Isto é verdade, eu o sinto à medida que a minha pobre filha cresce, o meu coração se comprime. Os sacrifícios que lhe fiz separaram-me dela, enquanto para uma outra criança o meu coração teria sido inesgotável; para essa não haveria sacrifícios, tudo seria prazer. Neste ponto, senhor, a razão, a religião, tudo em mim se encontra sem força contra os meus sentimentos. Faz mal em querer morrer a mulher que não é mãe nem esposa e que, para sua desgraça, entreviu o amor nas suas infinitas belezas, a maternidade na sua felicidade sem limites? Que será dela? Posso dizer-lhe o que ela experimenta! Cem vezes durante o dia, cem vezes durante a noite, um estremecimento abala-me o cérebro, o coração, o corpo, quando alguma recordação muito fracamente combatida me reaviva as imagens de uma felicidade que suponho maior do que na realidade é.
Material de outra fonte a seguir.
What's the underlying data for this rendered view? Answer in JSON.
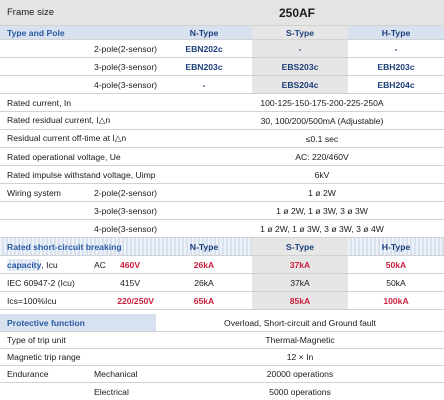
{
  "header": {
    "frame_size_label": "Frame size",
    "frame_size_value": "250AF"
  },
  "type_section": {
    "title": "Type and Pole",
    "col_n": "N-Type",
    "col_s": "S-Type",
    "col_h": "H-Type",
    "rows": [
      {
        "pole": "2-pole(2-sensor)",
        "n": "EBN202c",
        "s": "-",
        "h": "-"
      },
      {
        "pole": "3-pole(3-sensor)",
        "n": "EBN203c",
        "s": "EBS203c",
        "h": "EBH203c"
      },
      {
        "pole": "4-pole(3-sensor)",
        "n": "-",
        "s": "EBS204c",
        "h": "EBH204c"
      }
    ]
  },
  "ratings": {
    "rated_current": {
      "label": "Rated current, In",
      "value": "100-125-150-175-200-225-250A"
    },
    "residual_current": {
      "label": "Rated residual current, I△n",
      "value": "30, 100/200/500mA (Adjustable)"
    },
    "off_time": {
      "label": "Residual current off-time at I△n",
      "value": "≤0.1 sec"
    },
    "op_voltage": {
      "label": "Rated operational voltage, Ue",
      "value": "AC: 220/460V"
    },
    "impulse": {
      "label": "Rated impulse withstand voltage, Uimp",
      "value": "6kV"
    },
    "wiring": {
      "label": "Wiring system",
      "rows": [
        {
          "pole": "2-pole(2-sensor)",
          "value": "1 ø 2W"
        },
        {
          "pole": "3-pole(3-sensor)",
          "value": "1 ø 2W, 1 ø 3W, 3 ø 3W"
        },
        {
          "pole": "4-pole(3-sensor)",
          "value": "1 ø 2W, 1 ø 3W, 3 ø 3W, 3 ø 4W"
        }
      ]
    }
  },
  "breaking": {
    "title_line1": "Rated short-circuit breaking",
    "title_line2": "capacity",
    "title_suffix": ", Icu",
    "col_n": "N-Type",
    "col_s": "S-Type",
    "col_h": "H-Type",
    "ac_label": "AC",
    "row1": {
      "voltage": "460V",
      "n": "26kA",
      "s": "37kA",
      "h": "50kA"
    },
    "row2": {
      "label": "IEC 60947-2 (Icu)",
      "voltage": "415V",
      "n": "26kA",
      "s": "37kA",
      "h": "50kA"
    },
    "row3": {
      "label": "Ics=100%Icu",
      "voltage": "220/250V",
      "n": "65kA",
      "s": "85kA",
      "h": "100kA"
    }
  },
  "protection": {
    "title": "Protective function",
    "value": "Overload, Short-circuit and Ground fault",
    "trip_unit": {
      "label": "Type of trip unit",
      "value": "Thermal-Magnetic"
    },
    "magnetic_range": {
      "label": "Magnetic trip range",
      "value": "12 × In"
    },
    "endurance": {
      "label": "Endurance",
      "mechanical": {
        "label": "Mechanical",
        "value": "20000 operations"
      },
      "electrical": {
        "label": "Electrical",
        "value": "5000 operations"
      }
    }
  },
  "colors": {
    "section_blue": "#2a5aa4",
    "emphasis_red": "#cc1f3d",
    "header_grey": "#e4e4e4",
    "section_bar": "#d7e1ef",
    "s_type_shade": "#e6e6e6"
  }
}
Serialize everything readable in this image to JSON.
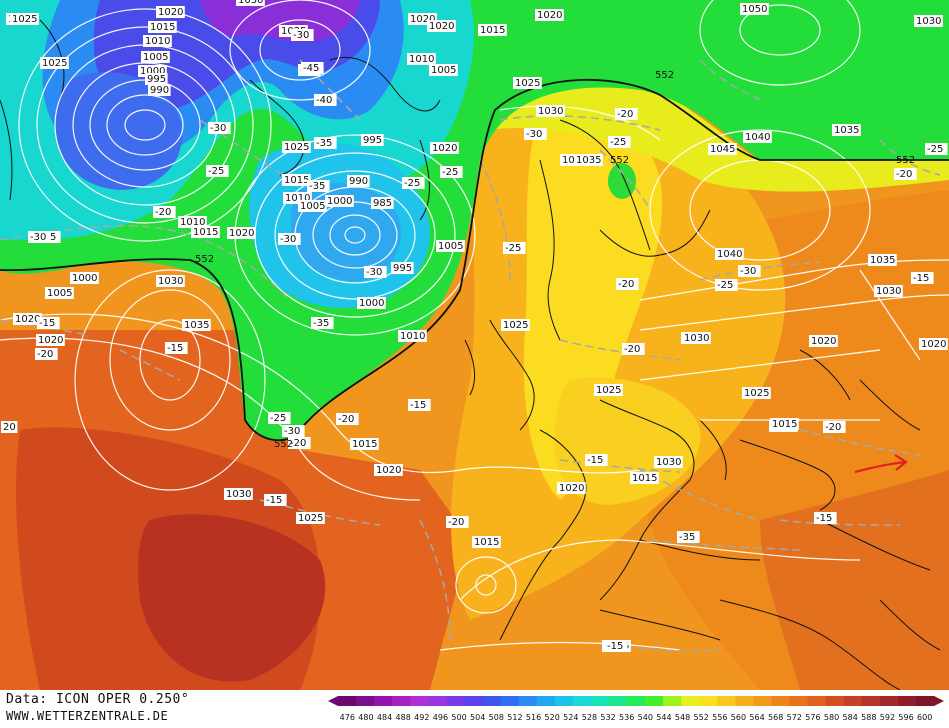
{
  "footer": {
    "source_line": "Data: ICON OPER 0.250°",
    "site_line": "WWW.WETTERZENTRALE.DE"
  },
  "colorbar": {
    "ticks": [
      "476",
      "480",
      "484",
      "488",
      "492",
      "496",
      "500",
      "504",
      "508",
      "512",
      "516",
      "520",
      "524",
      "528",
      "532",
      "536",
      "540",
      "544",
      "548",
      "552",
      "556",
      "560",
      "564",
      "568",
      "572",
      "576",
      "580",
      "584",
      "588",
      "592",
      "596",
      "600"
    ],
    "colors": [
      "#6a0a6e",
      "#7d0f8c",
      "#9214a8",
      "#a81fc2",
      "#b02fd6",
      "#9a35e0",
      "#7a3ae6",
      "#5a43ea",
      "#3f55ec",
      "#2f6ef0",
      "#2a8cf2",
      "#21a9f0",
      "#1ec3ea",
      "#18d8d8",
      "#16e3b6",
      "#19e88c",
      "#25ea5a",
      "#45ee2a",
      "#9ef21e",
      "#e8f01c",
      "#fbe020",
      "#fac81e",
      "#f6b01c",
      "#f29a1c",
      "#ee851c",
      "#e8721c",
      "#e0601e",
      "#d44f20",
      "#c54024",
      "#b53328",
      "#a32a2a",
      "#8e1f2a",
      "#7a1628"
    ]
  },
  "map": {
    "geopotential_contour_label": "552",
    "pressure_labels": [
      "1020",
      "1015",
      "1010",
      "1005",
      "1000",
      "995",
      "990",
      "1025",
      "1020",
      "1030",
      "1025",
      "1020",
      "1020",
      "1020",
      "1015",
      "1010",
      "1005",
      "1025",
      "1030",
      "1035",
      "1035",
      "1050",
      "1030",
      "1045",
      "1040",
      "1035",
      "1040",
      "1035",
      "1030",
      "1025",
      "1020",
      "1015",
      "1020",
      "1025",
      "1030",
      "1015",
      "1010",
      "1005",
      "1000",
      "995",
      "985",
      "990",
      "995",
      "1000",
      "1005",
      "1010",
      "1015",
      "1020",
      "1025",
      "1030",
      "1035",
      "1030",
      "1020",
      "1015",
      "1000",
      "1005",
      "1010",
      "1015",
      "1020",
      "1025",
      "1030",
      "1015",
      "1020",
      "1015",
      "1015",
      "1020",
      "1025",
      "1030",
      "1015",
      "1020",
      "20",
      "1025"
    ],
    "temperature_labels": [
      "-30",
      "-35",
      "-45",
      "-40",
      "-35",
      "-30",
      "-25",
      "-20",
      "-25",
      "-30",
      "-35",
      "-30",
      "-25",
      "-25",
      "-30",
      "-35",
      "-30",
      "-25",
      "-20",
      "-25",
      "-20",
      "-15",
      "-20",
      "-25",
      "-30",
      "-20",
      "-15",
      "-20",
      "-35",
      "-30",
      "-25",
      "-20",
      "-15",
      "-20",
      "-15",
      "-15",
      "-25",
      "-20",
      "-15",
      "-15",
      "-20",
      "-15"
    ],
    "annotation": "red-arrow"
  }
}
Essas fantasias cruéis fazem amortecer meus sentimentos e pergunto a mim mesma: - O que teria sido a minha vida, se...? - Júlia ocultou o rosto nas mãos e rompeu a chorar. - Aqui tem o fundo do meu coração! - prosseguiu. - Um filho dele ter-me-ia feito aceitar as mais horríveis desgraças. Deus, que morreu sob o peso de todas as culpas do mundo, há de me perdoar este pensamento mortal para mim; mas o mundo, sei bem que é implacável: para ele, as minhas palavras são blasfêmias; insulto todas as suas leis. Ah, gostaria de fazer a guerra contra este mundo, a fim de renovar suas leis e costumes, a fim de quebrá-los. Ele não me feriu em todas as minhas idéias, em todas as minhas fibras, em todos os meus sentimentos, em todos os meus desejos, em todas as minhas esperanças, no futuro, no presente, no passado? Para mim, o dia é cheio de trevas, o pensamento um gládio, o coração uma chaga, a minha filha uma negação.